The osteotomy procedure itself can potentially affect to airway compromise. First, as the amount of medialization of fractured bone increases, obstruction may occur, especially when performing medial and lateral osteotomy simultaneously. Second, after lateral osteotomies, the internal valve can be narrowed by inward movement of the upper lateral cartilage because of overlapping with nasal bone ([Fig. 6]). Third, if the caudal starting level of the osteotomy at the pyriform aperture begins too low than the NMTZ, medialization of inferior turbinate can be accompanied.

However, under the senior author's experience, Asians encounter less airway problem than Caucasians after osteotomy though there is a debate with this issue. However, the wider angle of the internal valve in Asians may have an effect on it.[16] Therefore, we assume that the lateral osteotomy itself has minimal effect on airway obstruction ([Fig. 7]). Among more than 3,000 cases who had osteotomies, we had few experiences related to postoperative airway problem. In addition, we usually have performed a preventive turbinoplasty using outfracture of the inferior turbinate neck and compression fracture of conchal bone to prevent airway problems after osteotomy, if there is any potential risk of airway obstruction after osteotomy procedure.[17]

Lacrimal Drainage System

Another concern of performing osteotomy is the injury of the lacrimal drainage system. The lacrimal sac is located within the lacrimal groove, which is created by the lacrimal bone and the posterior edge of the frontal process of the maxilla.
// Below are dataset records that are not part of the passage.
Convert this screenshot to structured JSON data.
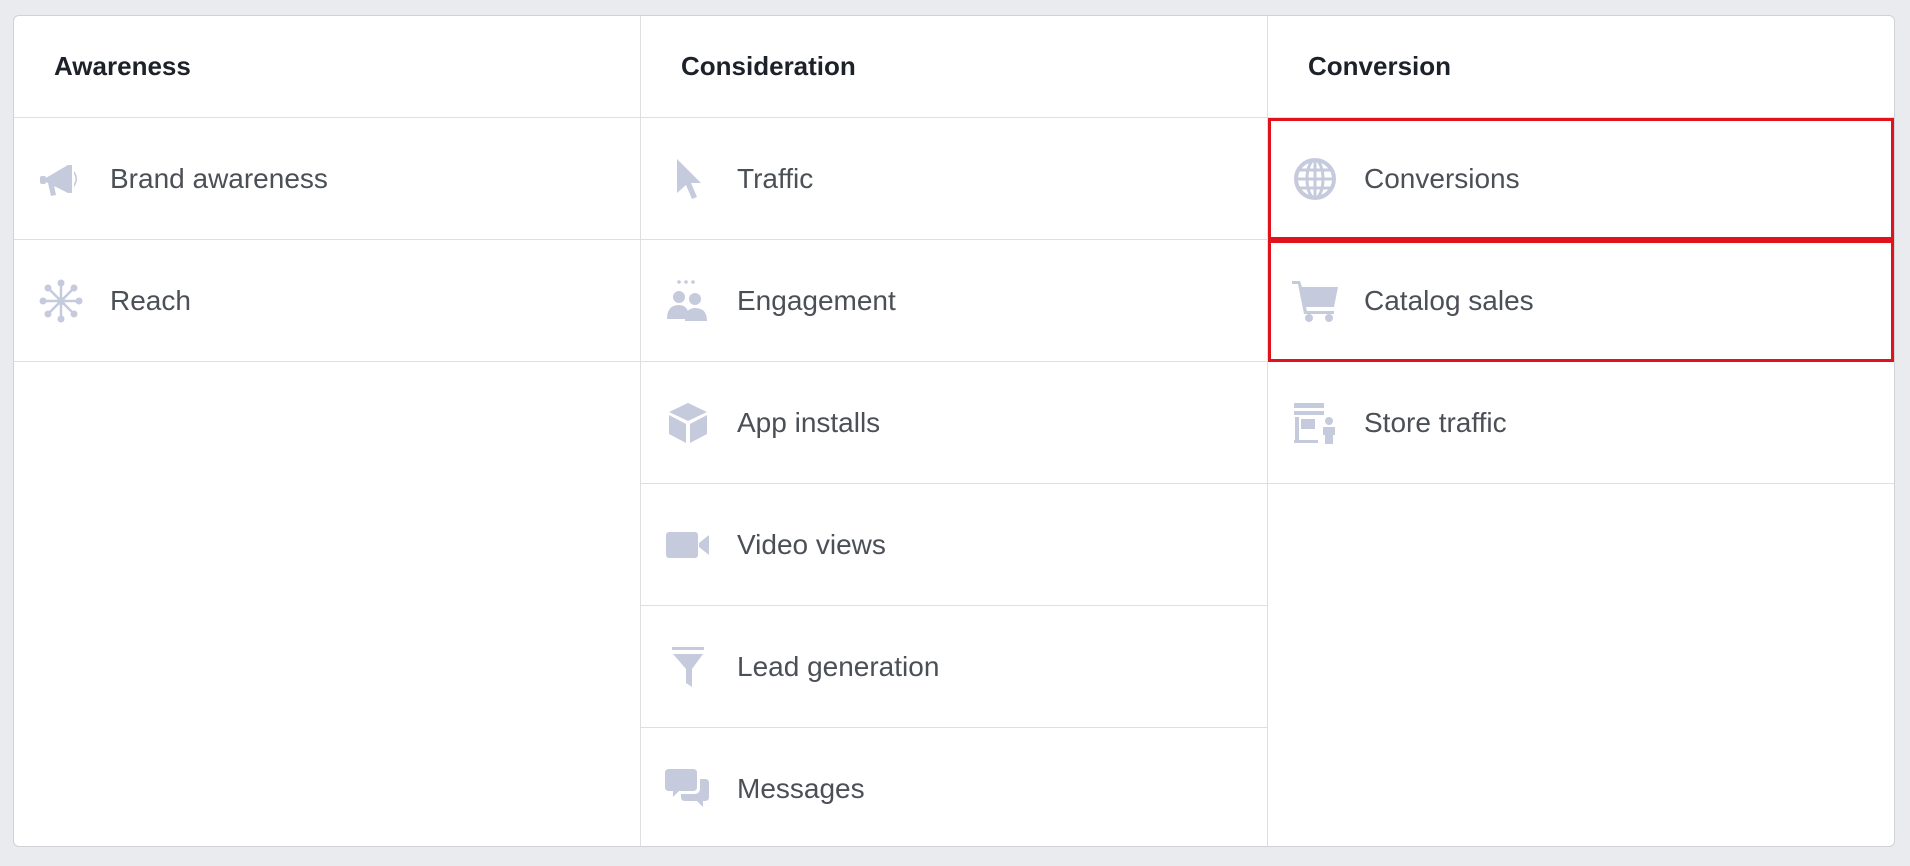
{
  "columns": [
    {
      "title": "Awareness",
      "items": [
        {
          "label": "Brand awareness",
          "icon": "megaphone-icon"
        },
        {
          "label": "Reach",
          "icon": "network-icon"
        }
      ]
    },
    {
      "title": "Consideration",
      "items": [
        {
          "label": "Traffic",
          "icon": "cursor-icon"
        },
        {
          "label": "Engagement",
          "icon": "people-icon"
        },
        {
          "label": "App installs",
          "icon": "box-icon"
        },
        {
          "label": "Video views",
          "icon": "video-camera-icon"
        },
        {
          "label": "Lead generation",
          "icon": "funnel-icon"
        },
        {
          "label": "Messages",
          "icon": "chat-bubbles-icon"
        }
      ]
    },
    {
      "title": "Conversion",
      "items": [
        {
          "label": "Conversions",
          "icon": "globe-icon",
          "highlighted": true
        },
        {
          "label": "Catalog sales",
          "icon": "shopping-cart-icon",
          "highlighted": true
        },
        {
          "label": "Store traffic",
          "icon": "store-person-icon"
        }
      ]
    }
  ],
  "colors": {
    "icon": "#c5cbdd",
    "label": "#4b4f56",
    "header": "#1d2129",
    "highlight_border": "#e0131c",
    "divider": "#dddfe2",
    "background": "#e9ebee"
  }
}
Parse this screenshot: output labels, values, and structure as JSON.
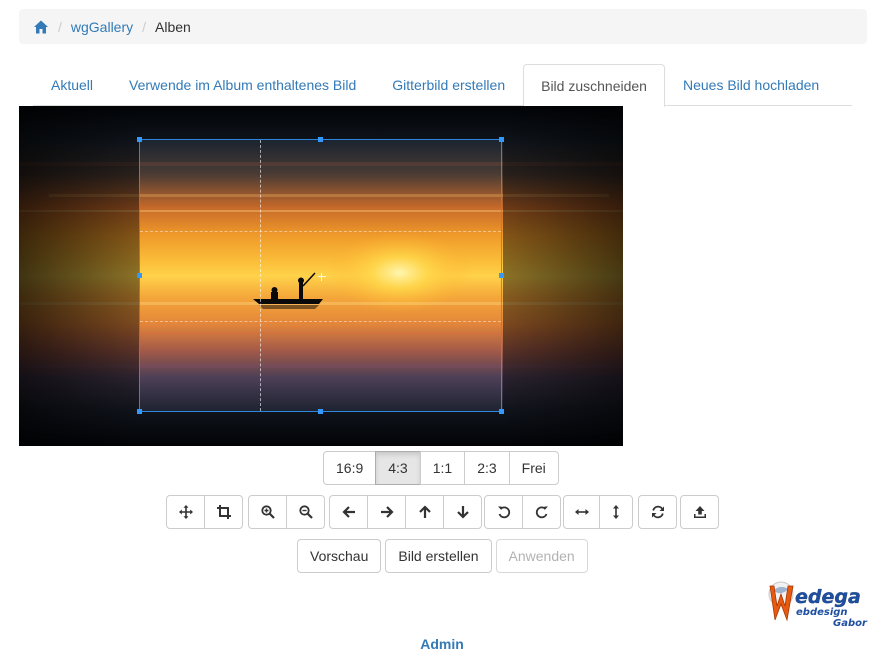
{
  "breadcrumb": {
    "home_icon": "home-icon",
    "items": [
      {
        "label": "wgGallery"
      },
      {
        "label": "Alben"
      }
    ]
  },
  "tabs": [
    {
      "label": "Aktuell",
      "active": false
    },
    {
      "label": "Verwende im Album enthaltenes Bild",
      "active": false
    },
    {
      "label": "Gitterbild erstellen",
      "active": false
    },
    {
      "label": "Bild zuschneiden",
      "active": true
    },
    {
      "label": "Neues Bild hochladen",
      "active": false
    }
  ],
  "cropper": {
    "image": "sunset-lake-boat",
    "selected_ratio": "4:3"
  },
  "ratios": [
    "16:9",
    "4:3",
    "1:1",
    "2:3",
    "Frei"
  ],
  "tools": [
    [
      "move-icon",
      "crop-icon"
    ],
    [
      "zoom-in-icon",
      "zoom-out-icon"
    ],
    [
      "arrow-left-icon",
      "arrow-right-icon",
      "arrow-up-icon",
      "arrow-down-icon"
    ],
    [
      "rotate-left-icon",
      "rotate-right-icon"
    ],
    [
      "flip-horizontal-icon",
      "flip-vertical-icon"
    ],
    [
      "reset-icon"
    ],
    [
      "upload-icon"
    ]
  ],
  "actions": {
    "preview": "Vorschau",
    "create": "Bild erstellen",
    "apply": "Anwenden"
  },
  "logo": {
    "text1": "edega",
    "text2": "ebdesign",
    "text3": "Gabor"
  },
  "footer": {
    "admin": "Admin"
  }
}
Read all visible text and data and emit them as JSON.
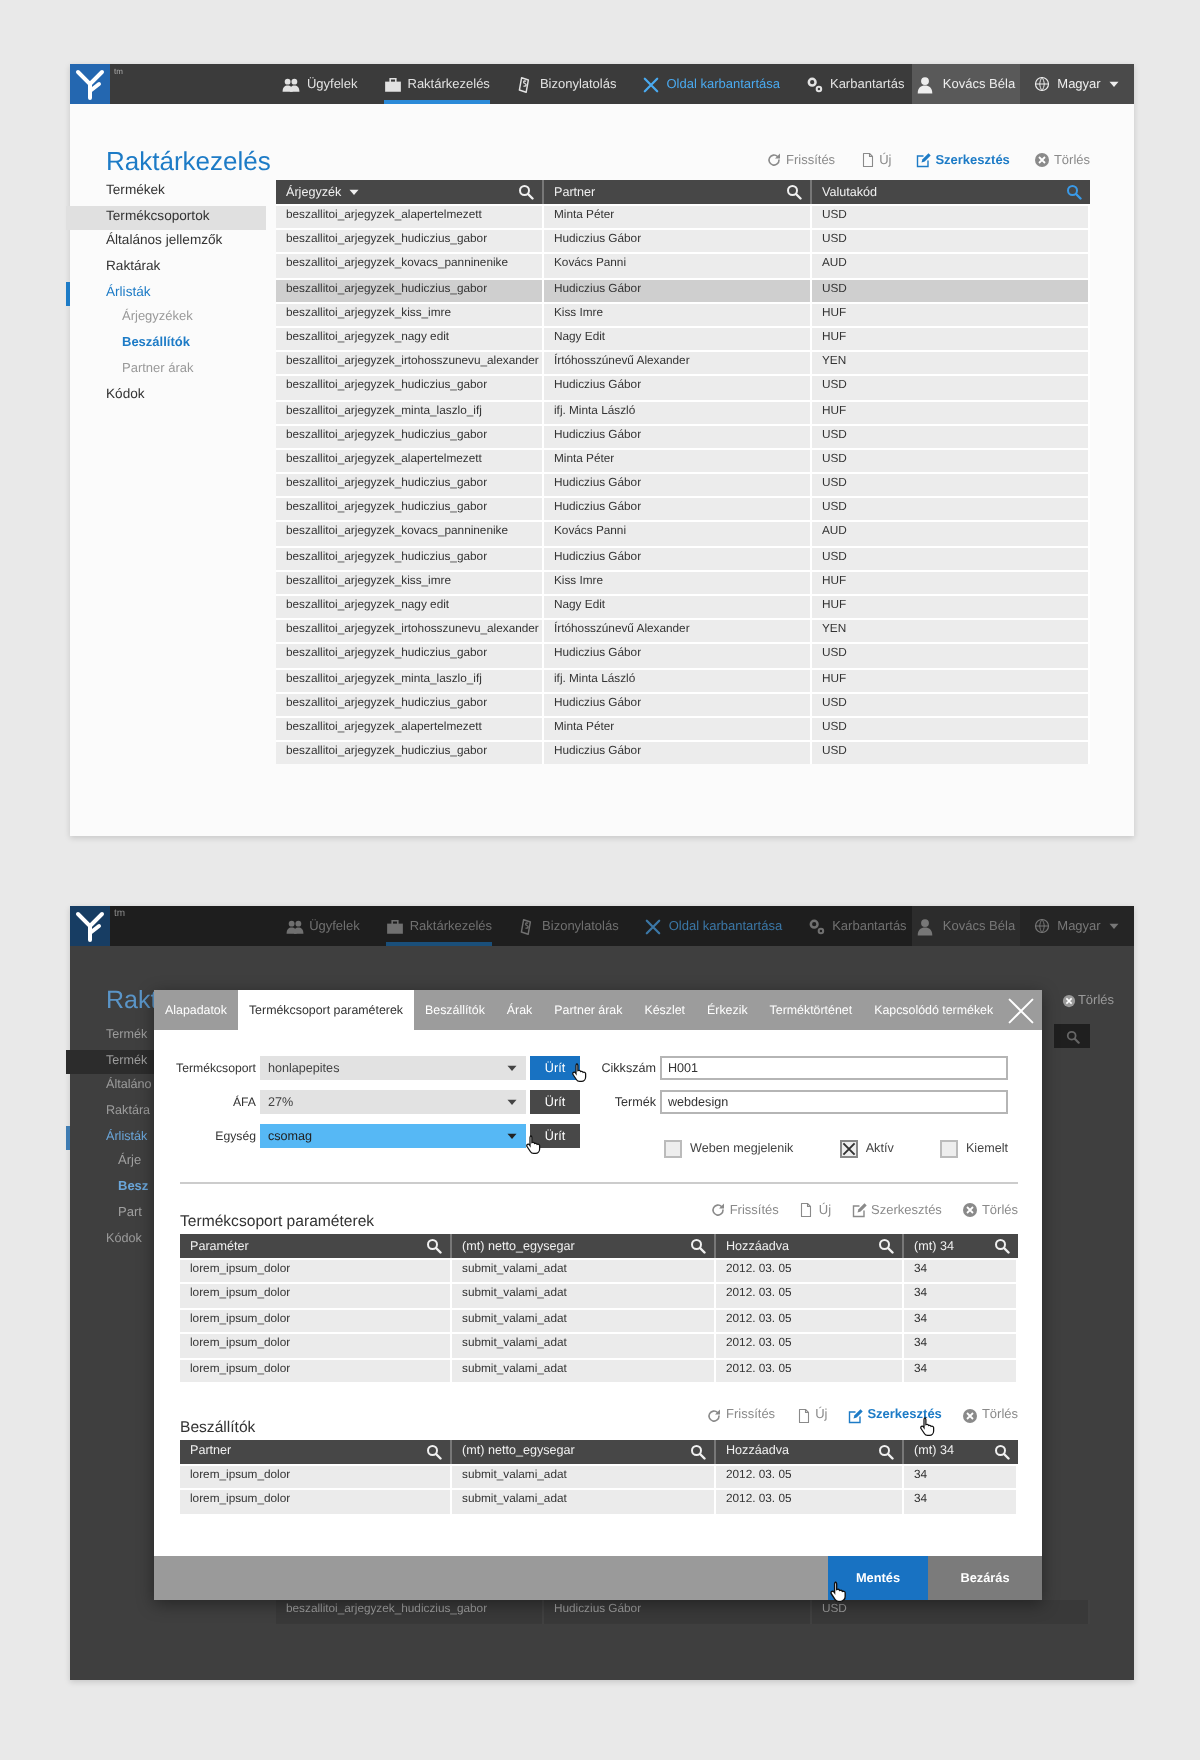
{
  "main_view": {
    "app": {
      "trademark": "tm"
    },
    "nav": [
      {
        "label": "Ügyfelek",
        "kind": "people",
        "selected": false,
        "highlighted": false
      },
      {
        "label": "Raktárkezelés",
        "kind": "briefcase",
        "selected": true,
        "highlighted": false
      },
      {
        "label": "Bizonylatolás",
        "kind": "receipt",
        "selected": false,
        "highlighted": false
      },
      {
        "label": "Oldal karbantartása",
        "kind": "tools",
        "selected": false,
        "highlighted": true
      },
      {
        "label": "Karbantartás",
        "kind": "gears",
        "selected": false,
        "highlighted": false
      }
    ],
    "user": {
      "name": "Kovács Béla"
    },
    "language": {
      "label": "Magyar"
    },
    "title": "Raktárkezelés",
    "toolbar": [
      {
        "label": "Frissítés",
        "kind": "refresh",
        "active": false
      },
      {
        "label": "Új",
        "kind": "new",
        "active": false
      },
      {
        "label": "Szerkesztés",
        "kind": "edit",
        "active": true
      },
      {
        "label": "Törlés",
        "kind": "delete",
        "active": false
      }
    ],
    "sidebar": {
      "items": [
        {
          "label": "Termékek",
          "selected": false,
          "expanded": false
        },
        {
          "label": "Termékcsoportok",
          "selected": true,
          "expanded": false
        },
        {
          "label": "Általános jellemzők",
          "selected": false,
          "expanded": false
        },
        {
          "label": "Raktárak",
          "selected": false,
          "expanded": false
        },
        {
          "label": "Árlisták",
          "selected": false,
          "expanded": true,
          "children": [
            {
              "label": "Árjegyzékek",
              "selected": false
            },
            {
              "label": "Beszállítók",
              "selected": true
            },
            {
              "label": "Partner árak",
              "selected": false
            }
          ]
        },
        {
          "label": "Kódok",
          "selected": false,
          "expanded": false
        }
      ]
    },
    "table": {
      "columns": [
        {
          "label": "Árjegyzék",
          "sortable": true,
          "search_active": false
        },
        {
          "label": "Partner",
          "sortable": false,
          "search_active": false
        },
        {
          "label": "Valutakód",
          "sortable": false,
          "search_active": true
        }
      ],
      "rows": [
        {
          "cells": [
            "beszallitoi_arjegyzek_alapertelmezett",
            "Minta Péter",
            "USD"
          ],
          "selected": false
        },
        {
          "cells": [
            "beszallitoi_arjegyzek_hudiczius_gabor",
            "Hudiczius Gábor",
            "USD"
          ],
          "selected": false
        },
        {
          "cells": [
            "beszallitoi_arjegyzek_kovacs_panninenike",
            "Kovács Panni",
            "AUD"
          ],
          "selected": false
        },
        {
          "cells": [
            "beszallitoi_arjegyzek_hudiczius_gabor",
            "Hudiczius Gábor",
            "USD"
          ],
          "selected": true
        },
        {
          "cells": [
            "beszallitoi_arjegyzek_kiss_imre",
            "Kiss Imre",
            "HUF"
          ],
          "selected": false
        },
        {
          "cells": [
            "beszallitoi_arjegyzek_nagy edit",
            "Nagy Edit",
            "HUF"
          ],
          "selected": false
        },
        {
          "cells": [
            "beszallitoi_arjegyzek_irtohosszunevu_alexander",
            "Írtóhosszúnevű Alexander",
            "YEN"
          ],
          "selected": false
        },
        {
          "cells": [
            "beszallitoi_arjegyzek_hudiczius_gabor",
            "Hudiczius Gábor",
            "USD"
          ],
          "selected": false
        },
        {
          "cells": [
            "beszallitoi_arjegyzek_minta_laszlo_ifj",
            "ifj. Minta László",
            "HUF"
          ],
          "selected": false
        },
        {
          "cells": [
            "beszallitoi_arjegyzek_hudiczius_gabor",
            "Hudiczius Gábor",
            "USD"
          ],
          "selected": false
        },
        {
          "cells": [
            "beszallitoi_arjegyzek_alapertelmezett",
            "Minta Péter",
            "USD"
          ],
          "selected": false
        },
        {
          "cells": [
            "beszallitoi_arjegyzek_hudiczius_gabor",
            "Hudiczius Gábor",
            "USD"
          ],
          "selected": false
        },
        {
          "cells": [
            "beszallitoi_arjegyzek_hudiczius_gabor",
            "Hudiczius Gábor",
            "USD"
          ],
          "selected": false
        },
        {
          "cells": [
            "beszallitoi_arjegyzek_kovacs_panninenike",
            "Kovács Panni",
            "AUD"
          ],
          "selected": false
        },
        {
          "cells": [
            "beszallitoi_arjegyzek_hudiczius_gabor",
            "Hudiczius Gábor",
            "USD"
          ],
          "selected": false
        },
        {
          "cells": [
            "beszallitoi_arjegyzek_kiss_imre",
            "Kiss Imre",
            "HUF"
          ],
          "selected": false
        },
        {
          "cells": [
            "beszallitoi_arjegyzek_nagy edit",
            "Nagy Edit",
            "HUF"
          ],
          "selected": false
        },
        {
          "cells": [
            "beszallitoi_arjegyzek_irtohosszunevu_alexander",
            "Írtóhosszúnevű Alexander",
            "YEN"
          ],
          "selected": false
        },
        {
          "cells": [
            "beszallitoi_arjegyzek_hudiczius_gabor",
            "Hudiczius Gábor",
            "USD"
          ],
          "selected": false
        },
        {
          "cells": [
            "beszallitoi_arjegyzek_minta_laszlo_ifj",
            "ifj. Minta László",
            "HUF"
          ],
          "selected": false
        },
        {
          "cells": [
            "beszallitoi_arjegyzek_hudiczius_gabor",
            "Hudiczius Gábor",
            "USD"
          ],
          "selected": false
        },
        {
          "cells": [
            "beszallitoi_arjegyzek_alapertelmezett",
            "Minta Péter",
            "USD"
          ],
          "selected": false
        },
        {
          "cells": [
            "beszallitoi_arjegyzek_hudiczius_gabor",
            "Hudiczius Gábor",
            "USD"
          ],
          "selected": false
        }
      ]
    }
  },
  "dimmed_view": {
    "app": {
      "trademark": "tm"
    },
    "nav": [
      {
        "label": "Ügyfelek",
        "kind": "people",
        "selected": false,
        "highlighted": false
      },
      {
        "label": "Raktárkezelés",
        "kind": "briefcase",
        "selected": true,
        "highlighted": false
      },
      {
        "label": "Bizonylatolás",
        "kind": "receipt",
        "selected": false,
        "highlighted": false
      },
      {
        "label": "Oldal karbantartása",
        "kind": "tools",
        "selected": false,
        "highlighted": true
      },
      {
        "label": "Karbantartás",
        "kind": "gears",
        "selected": false,
        "highlighted": false
      }
    ],
    "user": {
      "name": "Kovács Béla"
    },
    "language": {
      "label": "Magyar"
    },
    "background": {
      "title": "Rakt",
      "toolbar": [
        {
          "label": "Törlés",
          "kind": "delete"
        }
      ],
      "sidebar": {
        "items": [
          {
            "label": "Termék",
            "selected": false,
            "expanded": false
          },
          {
            "label": "Termék",
            "selected": true,
            "expanded": false
          },
          {
            "label": "Általáno",
            "selected": false,
            "expanded": false
          },
          {
            "label": "Raktára",
            "selected": false,
            "expanded": false
          },
          {
            "label": "Árlisták",
            "selected": false,
            "expanded": true,
            "children": [
              {
                "label": "Árje",
                "selected": false
              },
              {
                "label": "Besz",
                "selected": true
              },
              {
                "label": "Part",
                "selected": false
              }
            ]
          },
          {
            "label": "Kódok",
            "selected": false,
            "expanded": false
          }
        ]
      },
      "rows": [
        {
          "cells": [
            "beszallitoi_arjegyzek_hudiczius_gabor",
            "Hudiczius Gábor",
            "USD"
          ]
        }
      ]
    },
    "dialog": {
      "tabs": [
        {
          "label": "Alapadatok",
          "selected": false
        },
        {
          "label": "Termékcsoport paraméterek",
          "selected": true
        },
        {
          "label": "Beszállítók",
          "selected": false
        },
        {
          "label": "Árak",
          "selected": false
        },
        {
          "label": "Partner árak",
          "selected": false
        },
        {
          "label": "Készlet",
          "selected": false
        },
        {
          "label": "Érkezik",
          "selected": false
        },
        {
          "label": "Terméktörténet",
          "selected": false
        },
        {
          "label": "Kapcsolódó termékek",
          "selected": false
        }
      ],
      "selects": [
        {
          "label": "Termékcsoport",
          "value": "honlapepites",
          "focused": false,
          "cursor": false,
          "button": {
            "label": "Ürít",
            "hover": true,
            "cursor": true
          }
        },
        {
          "label": "ÁFA",
          "value": "27%",
          "focused": false,
          "cursor": false,
          "button": {
            "label": "Ürít",
            "hover": false,
            "cursor": false
          }
        },
        {
          "label": "Egység",
          "value": "csomag",
          "focused": true,
          "cursor": true,
          "button": {
            "label": "Ürít",
            "hover": false,
            "cursor": false
          }
        }
      ],
      "fields": [
        {
          "label": "Cikkszám",
          "value": "H001"
        },
        {
          "label": "Termék",
          "value": "webdesign"
        }
      ],
      "checkboxes": [
        {
          "label": "Weben megjelenik",
          "checked": false
        },
        {
          "label": "Aktív",
          "checked": true
        },
        {
          "label": "Kiemelt",
          "checked": false
        }
      ],
      "sections": [
        {
          "title": "Termékcsoport paraméterek",
          "toolbar": [
            {
              "label": "Frissítés",
              "kind": "refresh",
              "active": false,
              "cursor": false
            },
            {
              "label": "Új",
              "kind": "new",
              "active": false,
              "cursor": false
            },
            {
              "label": "Szerkesztés",
              "kind": "edit",
              "active": false,
              "cursor": false
            },
            {
              "label": "Törlés",
              "kind": "delete",
              "active": false,
              "cursor": false
            }
          ],
          "columns": [
            "Paraméter",
            "(mt) netto_egysegar",
            "Hozzáadva",
            "(mt) 34"
          ],
          "rows": [
            [
              "lorem_ipsum_dolor",
              "submit_valami_adat",
              "2012. 03. 05",
              "34"
            ],
            [
              "lorem_ipsum_dolor",
              "submit_valami_adat",
              "2012. 03. 05",
              "34"
            ],
            [
              "lorem_ipsum_dolor",
              "submit_valami_adat",
              "2012. 03. 05",
              "34"
            ],
            [
              "lorem_ipsum_dolor",
              "submit_valami_adat",
              "2012. 03. 05",
              "34"
            ],
            [
              "lorem_ipsum_dolor",
              "submit_valami_adat",
              "2012. 03. 05",
              "34"
            ]
          ]
        },
        {
          "title": "Beszállítók",
          "toolbar": [
            {
              "label": "Frissítés",
              "kind": "refresh",
              "active": false,
              "cursor": false
            },
            {
              "label": "Új",
              "kind": "new",
              "active": false,
              "cursor": false
            },
            {
              "label": "Szerkesztés",
              "kind": "edit",
              "active": true,
              "cursor": true
            },
            {
              "label": "Törlés",
              "kind": "delete",
              "active": false,
              "cursor": false
            }
          ],
          "columns": [
            "Partner",
            "(mt) netto_egysegar",
            "Hozzáadva",
            "(mt) 34"
          ],
          "rows": [
            [
              "lorem_ipsum_dolor",
              "submit_valami_adat",
              "2012. 03. 05",
              "34"
            ],
            [
              "lorem_ipsum_dolor",
              "submit_valami_adat",
              "2012. 03. 05",
              "34"
            ]
          ]
        }
      ],
      "buttons": [
        {
          "label": "Mentés",
          "primary": true,
          "cursor": true
        },
        {
          "label": "Bezárás",
          "primary": false,
          "cursor": false
        }
      ]
    }
  }
}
The nasolacrimal duct connects the palatine bone and inferior turbinate medially, and the maxillary bone laterally, to drain the lacrimal sac. The course of the nasolacrimal duct ends beneath the inferior turbinate, at the inferior meatus.[18] Since lacrimal crest is closely located and connected with medial portion of the inferior orbital rim, the chance of affect to the lacrimal sac or duct increases if low-to-low pattern osteotomy goes too much superiorly. However, unless the osteotomy line extends excessively deep laterally (below the NMTZ), iatrogenic injury to the lacrimal system is unusual during a lateral osteotomy.[19] In addition, the existence of a triangular buttress which is the thickening of maxillary bone protects the lacrimal apparatus.[20] Performing lateral osteotomy in this region is unacceptable as bony resistance is high and it may compromise the lacrimal ducts. As we explained ahead, the NMTZ is safe for the lacrimal system and it is easier to perform osteotomy in this region due to lower resistance ([Fig. 8]).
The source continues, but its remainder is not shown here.